Entering Thursday afternoon's start against the Astros, the lefty is 5-3 with a 3.24 ERA in 12 starts. He hasn't finished any season with an ERA that low since his dominating Cy Young season, when he went 23-5 with a 2.75 mark.
"Maybe he hasn't done what he wanted to in past years, but he always has been that same teammate and friend," said Giants right-hander Matt Cain, who pitched the Giants' first perfect game on Wednesday against Houston. "That shows a lot. That's pretty cool. A lot of times, you'll see somebody hanging his head and wanting to point fingers. But he mainly looked inside himself and tried to figure out ways to change it."
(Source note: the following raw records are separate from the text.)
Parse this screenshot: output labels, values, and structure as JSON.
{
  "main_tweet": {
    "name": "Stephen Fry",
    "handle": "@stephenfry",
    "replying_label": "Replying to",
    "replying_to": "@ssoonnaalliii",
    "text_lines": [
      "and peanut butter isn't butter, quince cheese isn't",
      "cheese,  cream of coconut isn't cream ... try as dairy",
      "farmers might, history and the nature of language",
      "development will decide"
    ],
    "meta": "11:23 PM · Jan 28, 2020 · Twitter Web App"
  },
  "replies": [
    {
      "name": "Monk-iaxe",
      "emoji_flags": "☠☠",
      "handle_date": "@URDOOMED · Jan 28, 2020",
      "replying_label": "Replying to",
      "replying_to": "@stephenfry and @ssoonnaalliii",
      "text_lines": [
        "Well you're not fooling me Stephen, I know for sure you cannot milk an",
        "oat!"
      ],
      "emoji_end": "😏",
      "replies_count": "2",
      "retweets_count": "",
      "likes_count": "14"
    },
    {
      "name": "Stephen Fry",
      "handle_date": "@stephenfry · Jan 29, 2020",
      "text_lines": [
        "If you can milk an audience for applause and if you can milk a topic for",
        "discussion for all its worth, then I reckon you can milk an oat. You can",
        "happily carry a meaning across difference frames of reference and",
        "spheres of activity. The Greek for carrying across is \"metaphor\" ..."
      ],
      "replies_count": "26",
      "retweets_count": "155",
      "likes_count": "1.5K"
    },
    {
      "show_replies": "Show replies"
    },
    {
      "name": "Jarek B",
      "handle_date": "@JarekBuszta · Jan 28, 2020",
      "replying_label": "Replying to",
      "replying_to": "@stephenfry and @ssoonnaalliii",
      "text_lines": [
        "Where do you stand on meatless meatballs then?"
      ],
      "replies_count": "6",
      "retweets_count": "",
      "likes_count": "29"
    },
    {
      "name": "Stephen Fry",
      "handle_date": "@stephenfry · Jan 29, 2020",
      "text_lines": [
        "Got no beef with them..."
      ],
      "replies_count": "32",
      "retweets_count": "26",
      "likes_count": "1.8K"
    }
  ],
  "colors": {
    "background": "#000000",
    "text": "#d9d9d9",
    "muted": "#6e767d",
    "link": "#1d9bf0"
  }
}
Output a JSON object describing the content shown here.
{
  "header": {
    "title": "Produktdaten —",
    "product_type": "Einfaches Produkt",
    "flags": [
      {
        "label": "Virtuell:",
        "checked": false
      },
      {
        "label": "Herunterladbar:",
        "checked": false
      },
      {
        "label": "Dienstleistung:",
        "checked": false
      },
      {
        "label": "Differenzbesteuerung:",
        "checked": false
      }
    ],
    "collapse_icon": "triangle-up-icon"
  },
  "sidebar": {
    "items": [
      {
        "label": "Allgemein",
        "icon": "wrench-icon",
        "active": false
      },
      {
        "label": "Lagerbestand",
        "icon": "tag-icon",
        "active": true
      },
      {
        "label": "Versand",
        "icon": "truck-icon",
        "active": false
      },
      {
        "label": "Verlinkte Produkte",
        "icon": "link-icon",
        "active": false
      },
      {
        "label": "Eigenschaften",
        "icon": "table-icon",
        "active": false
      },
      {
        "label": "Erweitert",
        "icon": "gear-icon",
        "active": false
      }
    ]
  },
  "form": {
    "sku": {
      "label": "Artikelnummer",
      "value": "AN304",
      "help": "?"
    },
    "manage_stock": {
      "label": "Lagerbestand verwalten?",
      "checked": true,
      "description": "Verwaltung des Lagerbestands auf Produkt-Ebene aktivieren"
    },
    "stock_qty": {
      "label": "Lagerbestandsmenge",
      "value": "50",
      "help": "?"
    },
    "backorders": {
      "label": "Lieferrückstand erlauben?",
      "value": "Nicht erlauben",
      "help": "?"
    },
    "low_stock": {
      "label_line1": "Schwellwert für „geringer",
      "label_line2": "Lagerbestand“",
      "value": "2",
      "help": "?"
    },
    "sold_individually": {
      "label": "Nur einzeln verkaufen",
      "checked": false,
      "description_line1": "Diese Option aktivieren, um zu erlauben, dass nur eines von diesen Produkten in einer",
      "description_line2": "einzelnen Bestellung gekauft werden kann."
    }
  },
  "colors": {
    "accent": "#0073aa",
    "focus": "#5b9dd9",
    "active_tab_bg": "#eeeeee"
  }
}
This past offseason, Zito put that mantra to work. Not only did he work with Tom House, a renowned expert in pitching mechanics, but Zito also began a throwing program around mid-October, just a little more than two weeks after the Giants' season concluded.
"For me, this offseason was really productive, regardless of the changes I made, because I was focused 100 percent on getting better, whichever way I could," he said.
And while Zito was working to improve, Capuano was working just to get another chance. It turned out that chance was in Los Angeles, where the Dodgers brought the two-time Tommy John patient aboard with hopes that he would give them some consistency as the club's fifth starter.
Capuano might not have even gotten the opportunity had young right-hander Rubby de la Rosa not needed Tommy John surgery himself near the end of last season.
Capuano, who didn't pitch in the Majors in 2008 or 2009 after his second elbow surgery, has flourished on the West Coast, racing out to an 8-2 start with a 2.87 ERA. He's not only provided ace-type numbers at the back end of the Dodgers' rotation, but he's earning legitimate All-Star hype.
"I couldn't be having more fun playing the game," Capuano said. "Since coming back from my second Tommy John surgery, both last year in New York and this year in L.A., I appreciate all of this, no doubt about it."
Peavy has echoed those same sentiments over the past few seasons after having an unprecedented surgery in 2010 that reattached a lat muscle in his throwing shoulder. This year, he's off to a 6-2 start and is just two 1-0 losses away from being undefeated.
"Coming through the injuries and the years I've had, there's nobody any more grateful for the opportunity to play baseball and grateful to be healthy," Peavy said. "Making your start every fifth day and feeling the way I feel, it's something I took for granted for eight years of a career. I can promise you I don't take a fifth day for granted and I feel very blessed."
While each player relishes the opportunity just to be healthy and anchored into a team's rotation at this point in his career, the rejuvenation on the mound has been a welcomed treat for each player, his club and the fans.
"If we go back to Spring Training ... there were a lot of question marks," Santana said. "'Could he be the same pitcher he used to be?' I don't know. And I still don't know. But one thing I can tell you is that every time I go out there, I'll compete. ... That's what I do."